Sunday, June 21, 2015

This morning I went to the Cherry Creek Trail..........just to enjoy the early morning air and to see what I could see........hoping, in particular, I suppose, I might find some dead good rocks, and, perhaps, a prairie dog skull or two (there are oodles of prairie dog holes there), or, even an ARROW HEAD!! You never know.......

As I walked I became more and more intrigued with the different designs for the prairie dog holes.......some looked as if they were designed by some prairie dog architect! As I looked at the different designs, I asked myself, 'Do prairie dogs help each other dig their tunnels? Are some more skilled than others? Do they build just one prairie dog home and live below for ever and a day?'

Fascinating creatures, aren't they? And I just love it when one tells the others that, "Hey, there's a nosey human hanging around. Get back inside your holes, pronto! He's trouble!"







As I stood over one hole, I was aware that the space was shared with a giant (relatively speaking) ant hill.


"Crikey," I thought, "the prairie dog is so much bigger than an ant.....................and yet, look at the size off the anthill!! WOW! Those ants really do work incredibly well together. WHAT a team effort!"

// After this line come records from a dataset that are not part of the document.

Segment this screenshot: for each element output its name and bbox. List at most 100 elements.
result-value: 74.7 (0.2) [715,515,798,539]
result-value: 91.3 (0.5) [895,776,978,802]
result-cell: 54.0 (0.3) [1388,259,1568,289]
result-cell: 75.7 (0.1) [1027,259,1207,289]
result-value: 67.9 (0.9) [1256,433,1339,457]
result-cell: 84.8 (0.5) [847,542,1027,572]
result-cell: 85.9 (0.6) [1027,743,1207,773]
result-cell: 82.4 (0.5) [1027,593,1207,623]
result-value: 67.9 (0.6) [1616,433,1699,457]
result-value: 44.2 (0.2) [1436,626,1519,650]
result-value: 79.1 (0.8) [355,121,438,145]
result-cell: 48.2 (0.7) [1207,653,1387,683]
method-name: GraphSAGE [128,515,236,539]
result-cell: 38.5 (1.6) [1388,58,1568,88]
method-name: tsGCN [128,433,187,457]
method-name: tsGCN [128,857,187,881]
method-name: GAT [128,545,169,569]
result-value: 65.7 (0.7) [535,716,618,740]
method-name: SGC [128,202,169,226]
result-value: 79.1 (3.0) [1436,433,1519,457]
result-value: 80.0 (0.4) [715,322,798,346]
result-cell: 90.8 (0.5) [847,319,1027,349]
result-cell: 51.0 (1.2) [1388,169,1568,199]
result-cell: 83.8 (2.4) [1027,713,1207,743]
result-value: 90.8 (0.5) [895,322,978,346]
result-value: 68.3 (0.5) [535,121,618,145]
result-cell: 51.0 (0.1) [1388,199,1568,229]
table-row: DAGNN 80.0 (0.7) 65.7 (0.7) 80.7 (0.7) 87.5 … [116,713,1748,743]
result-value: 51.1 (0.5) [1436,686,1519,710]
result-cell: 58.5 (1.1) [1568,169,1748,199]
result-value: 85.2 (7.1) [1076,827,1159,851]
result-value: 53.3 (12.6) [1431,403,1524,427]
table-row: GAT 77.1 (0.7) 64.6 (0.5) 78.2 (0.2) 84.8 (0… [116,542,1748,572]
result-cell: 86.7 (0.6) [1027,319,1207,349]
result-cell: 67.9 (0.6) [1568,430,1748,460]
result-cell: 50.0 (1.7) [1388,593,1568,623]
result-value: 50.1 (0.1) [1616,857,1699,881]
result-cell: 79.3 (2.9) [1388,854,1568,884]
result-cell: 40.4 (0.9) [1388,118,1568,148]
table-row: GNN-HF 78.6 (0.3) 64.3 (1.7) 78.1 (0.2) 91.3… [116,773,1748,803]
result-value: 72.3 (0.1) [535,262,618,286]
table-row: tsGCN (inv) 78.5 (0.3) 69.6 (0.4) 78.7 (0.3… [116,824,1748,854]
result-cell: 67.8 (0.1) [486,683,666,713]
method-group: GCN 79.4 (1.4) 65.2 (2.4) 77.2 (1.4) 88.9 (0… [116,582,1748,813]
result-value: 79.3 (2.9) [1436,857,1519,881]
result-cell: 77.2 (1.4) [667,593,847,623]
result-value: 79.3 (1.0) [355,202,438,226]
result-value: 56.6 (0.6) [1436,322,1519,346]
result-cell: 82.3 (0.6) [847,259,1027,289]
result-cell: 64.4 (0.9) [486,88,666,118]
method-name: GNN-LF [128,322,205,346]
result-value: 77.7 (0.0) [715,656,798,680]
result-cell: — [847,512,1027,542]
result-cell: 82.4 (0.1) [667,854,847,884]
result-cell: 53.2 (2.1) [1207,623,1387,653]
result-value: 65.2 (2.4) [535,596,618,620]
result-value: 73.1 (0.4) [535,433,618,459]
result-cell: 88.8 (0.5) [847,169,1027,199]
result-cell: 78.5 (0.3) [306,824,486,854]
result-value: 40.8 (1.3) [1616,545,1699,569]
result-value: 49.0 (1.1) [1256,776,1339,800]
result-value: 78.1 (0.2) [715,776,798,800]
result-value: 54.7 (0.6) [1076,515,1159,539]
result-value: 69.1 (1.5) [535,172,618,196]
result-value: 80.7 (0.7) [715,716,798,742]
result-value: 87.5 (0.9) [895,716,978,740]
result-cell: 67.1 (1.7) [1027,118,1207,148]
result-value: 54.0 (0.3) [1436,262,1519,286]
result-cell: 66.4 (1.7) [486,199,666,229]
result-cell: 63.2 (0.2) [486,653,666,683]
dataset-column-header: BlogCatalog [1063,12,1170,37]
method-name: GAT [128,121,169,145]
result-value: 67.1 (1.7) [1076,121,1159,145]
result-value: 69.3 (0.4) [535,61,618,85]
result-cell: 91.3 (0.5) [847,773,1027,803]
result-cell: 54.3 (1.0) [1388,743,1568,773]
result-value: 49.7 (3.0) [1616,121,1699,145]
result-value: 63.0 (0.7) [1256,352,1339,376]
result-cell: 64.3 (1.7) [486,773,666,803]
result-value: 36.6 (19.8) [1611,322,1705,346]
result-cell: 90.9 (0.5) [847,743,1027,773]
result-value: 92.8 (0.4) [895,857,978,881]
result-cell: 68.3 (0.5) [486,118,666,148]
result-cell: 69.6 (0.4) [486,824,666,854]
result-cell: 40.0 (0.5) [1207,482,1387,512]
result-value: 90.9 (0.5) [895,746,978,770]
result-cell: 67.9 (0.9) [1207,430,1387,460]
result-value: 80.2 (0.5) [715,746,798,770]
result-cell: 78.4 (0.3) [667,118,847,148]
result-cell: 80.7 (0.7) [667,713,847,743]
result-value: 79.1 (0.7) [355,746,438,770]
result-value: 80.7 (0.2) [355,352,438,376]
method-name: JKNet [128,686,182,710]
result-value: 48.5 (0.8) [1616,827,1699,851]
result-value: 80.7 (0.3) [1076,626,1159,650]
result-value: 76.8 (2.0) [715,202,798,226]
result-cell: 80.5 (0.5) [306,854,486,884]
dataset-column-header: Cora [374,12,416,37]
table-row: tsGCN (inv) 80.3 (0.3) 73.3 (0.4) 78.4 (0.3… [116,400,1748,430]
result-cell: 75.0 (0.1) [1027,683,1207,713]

Then I remembered the book I wrote about ants, way back in the late 1970s, The story of the ant, published by Ladybird Press, and the things I learned during the research for the tome.


Available, I see, from Amazon and Ebay!!
The ant really is an an incredible creature, so tiny yet so strong, so determined, and so able to work in a team and build an incredible underground home of tunnels and food supply to support the queen who has the life of, well, a queen!! They have definite roles - workers do all the work, males look after the food collecting and the females ensure there are more and more generations of ants.

I remembered learning about how, when one ant finds a food supply, it'll come back and spread the news by embracing and regurgitating a very tiny amount of liquid that contains all the details another ant needs to find the food supply! I remembered the name of this process and then checked it with Wikipedia:
Trophallaxis /ˌtrfəlˈæksɪs/ is the transfer of food or other fluids among members of acommunity through mouth-to-mouth (stomodeal) or anus-to-mouth (proctodeal) feeding. It is most highly developed in social insects such as antstermiteswasps and bees. The word was introduced by the entomologist William Morton Wheeler in 1918. The behaviour was used in the past to support theories on the origin of sociality in insects.The Swiss psychologist and entomologist August Forel also believed that food sharing was key to ant society and he used an illustration of it as the frontispiece for his book The Social World of the Ants Compared with that of Man.

Oh, then there's the nuptial flight towards the end of the summer when they take off on the nuptial flight and mate in the air!!

Yep, quite a creature - made me think a lot.

Consequently, it turned out to be quite a walk. Oh, and, yes, I found a couple pieces of petrified wood that had crystals set in them. Very beautiful.